The credits are not quite yet rolling on MoviePass, but barring a major twist, the end feels near. Last week, the subscription-based movie ticket service was forced to borrow $5 million to pay its bills and briefly experienced a “service interruption.” On Tuesday, with its stock price tumbling, the company announced it would raise its subscription price from $10 to $14.95 a month and limit the viewing availability of blockbuster releases.
Like many film plots, the story of MoviePass has been filled with monumental peaks, contentious rivalries and plenty of confusion. Here’s a timeline of events to keep track of it all.
July 2011: Led by the entrepreneurs Stacy Spikes and Hamet Watt, MoviePass starts its service in beta in San Francisco, with the hopes of letting people see a movie a day for a monthly fee. The company hopes to outlast its other fledgling competitors to become the “Netflix of movie theaters.” But when 19,000 people sign up for the service in a single day, they find theaters resistant to letting them in. The test run never gets off the ground.
October 2012: A new beta version is rolled out, with monthly prices ranging between $29 and $34 a month. “I found it to be a wonderful service for this time of the year, when the temperature is in the 30s and I have to get ready for the Oscars,” Joshua Brustein wrote in The New York Times after testing out MoviePass in January 2013.
December 2014: After a worrisome year in movie attendance, AMC grudgingly enters into a partnership with MoviePass, which until then had been swatted away by major theater chains. “It frankly wouldn’t be smart to ignore the success of subscription in other areas of media,” Christina Sternberg, senior vice president for corporate strategy at AMC, said in a Times interview.
August 2017: The alliance breaks when MoviePass drops its price to $9.95 a month. More than 150,000 new users sign up in just two days following the announcement — crashing the service’s website and app — and AMC responds by saying MoviePass users are “not welcome here.” “In AMC’s view, that price level is unsustainable and only sets up consumers for ultimate disappointment down the road,” the company writes in a statement. MoviePass also catches the eye of the data firm Helios and Matheson Analytics, which buys a controlling stake in the company for $27 million.

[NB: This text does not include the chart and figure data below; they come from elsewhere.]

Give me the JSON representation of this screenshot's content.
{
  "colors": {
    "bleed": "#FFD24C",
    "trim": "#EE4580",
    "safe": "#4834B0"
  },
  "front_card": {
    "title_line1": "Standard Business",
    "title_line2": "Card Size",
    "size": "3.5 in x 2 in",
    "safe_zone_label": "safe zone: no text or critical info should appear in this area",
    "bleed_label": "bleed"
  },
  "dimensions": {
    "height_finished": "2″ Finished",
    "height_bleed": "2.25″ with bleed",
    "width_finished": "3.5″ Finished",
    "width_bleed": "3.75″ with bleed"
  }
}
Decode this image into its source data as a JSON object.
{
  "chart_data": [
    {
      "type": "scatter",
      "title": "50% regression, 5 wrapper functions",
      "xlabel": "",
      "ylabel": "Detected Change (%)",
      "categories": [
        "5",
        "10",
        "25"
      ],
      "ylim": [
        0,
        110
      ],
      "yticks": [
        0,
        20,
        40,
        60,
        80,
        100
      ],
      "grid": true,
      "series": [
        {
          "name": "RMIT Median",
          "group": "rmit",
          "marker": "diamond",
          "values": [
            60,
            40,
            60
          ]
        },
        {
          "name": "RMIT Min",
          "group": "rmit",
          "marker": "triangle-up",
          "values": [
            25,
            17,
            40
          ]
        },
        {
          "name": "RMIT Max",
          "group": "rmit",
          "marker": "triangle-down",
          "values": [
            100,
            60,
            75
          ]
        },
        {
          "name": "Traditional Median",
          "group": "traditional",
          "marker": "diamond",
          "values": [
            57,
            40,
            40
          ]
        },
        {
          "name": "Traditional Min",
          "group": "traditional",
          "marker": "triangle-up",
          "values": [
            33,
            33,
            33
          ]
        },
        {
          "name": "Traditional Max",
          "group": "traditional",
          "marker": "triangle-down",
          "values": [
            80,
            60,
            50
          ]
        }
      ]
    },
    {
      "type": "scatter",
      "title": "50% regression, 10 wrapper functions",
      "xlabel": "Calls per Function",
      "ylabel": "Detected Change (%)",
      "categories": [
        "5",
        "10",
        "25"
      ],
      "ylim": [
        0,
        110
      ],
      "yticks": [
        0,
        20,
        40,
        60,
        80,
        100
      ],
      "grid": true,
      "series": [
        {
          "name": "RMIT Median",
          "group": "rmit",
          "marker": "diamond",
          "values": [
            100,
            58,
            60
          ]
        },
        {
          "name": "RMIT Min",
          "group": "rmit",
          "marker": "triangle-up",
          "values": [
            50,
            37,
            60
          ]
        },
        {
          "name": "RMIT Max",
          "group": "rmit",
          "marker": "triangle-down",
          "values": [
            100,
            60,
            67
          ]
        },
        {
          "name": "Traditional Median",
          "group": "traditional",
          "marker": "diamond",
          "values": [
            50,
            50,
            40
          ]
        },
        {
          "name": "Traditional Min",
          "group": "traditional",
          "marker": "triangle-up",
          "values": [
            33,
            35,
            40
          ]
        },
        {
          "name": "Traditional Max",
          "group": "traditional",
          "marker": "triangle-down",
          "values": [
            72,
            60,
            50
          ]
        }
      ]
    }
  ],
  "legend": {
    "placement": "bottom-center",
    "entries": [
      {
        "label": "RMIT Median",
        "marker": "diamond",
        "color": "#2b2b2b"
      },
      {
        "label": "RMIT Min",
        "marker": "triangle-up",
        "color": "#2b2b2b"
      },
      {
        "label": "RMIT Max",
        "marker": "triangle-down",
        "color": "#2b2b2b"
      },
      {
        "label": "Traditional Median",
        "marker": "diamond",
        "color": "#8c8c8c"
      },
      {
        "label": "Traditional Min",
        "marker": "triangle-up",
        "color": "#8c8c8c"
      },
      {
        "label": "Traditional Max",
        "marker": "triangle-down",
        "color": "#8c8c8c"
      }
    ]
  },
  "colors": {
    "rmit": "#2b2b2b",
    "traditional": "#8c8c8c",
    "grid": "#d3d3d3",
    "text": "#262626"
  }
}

December 2017: The price drop pays off in the short term, as a million new subscribers sign up within just four months. Mitch Lowe, the company’s C.E.O., tells The Times that the venture will succeed by collecting and selling data about the tastes and habits of consumers, particularly millennials, who make up 75 percent of subscribers.
April 2018: The subscriber base approaches three million people. But cracks begin to emerge, as customers complain about glitches, shifts in service and extensive delays in membership card arrivals. An auditor even expresses “substantial doubt about its ability to continue as a going concern,” while Helios, at this point, has lost $20 million a month since September. But if company leaders are fazed, they aren’t showing it: “I’m not worried about the viability of MoviePass at all,” Ted Farnsworth, chief executive of Helios and Matheson, told The Times. “We have plenty of money to get through the next year.”
June 2018: “Gotti,” a film about the mobster John Gotti starring John Travolta, is released by MoviePass Ventures, the company’s film-financing arm, and Vertical Entertainment to a zero percent fresh rating on Rotten Tomatoes. The same week, MoviePass’s partner-turned-rival AMC jumps into the game with its own subscription service. It costs $20 a month, which AMC says is the price point for profitability; the company not-so-subtly adds that “other discounters by contrast will continue to be hemorrhaging cash.” MoviePass responds with some sass on Twitter:
July 2018: MoviePass suffers a service outage and borrows $5 million after admitting it cannot pay its bills. Michael Pachter, a research analyst at Wedbush Securities, predicts that the outage signifies the “end of the end.”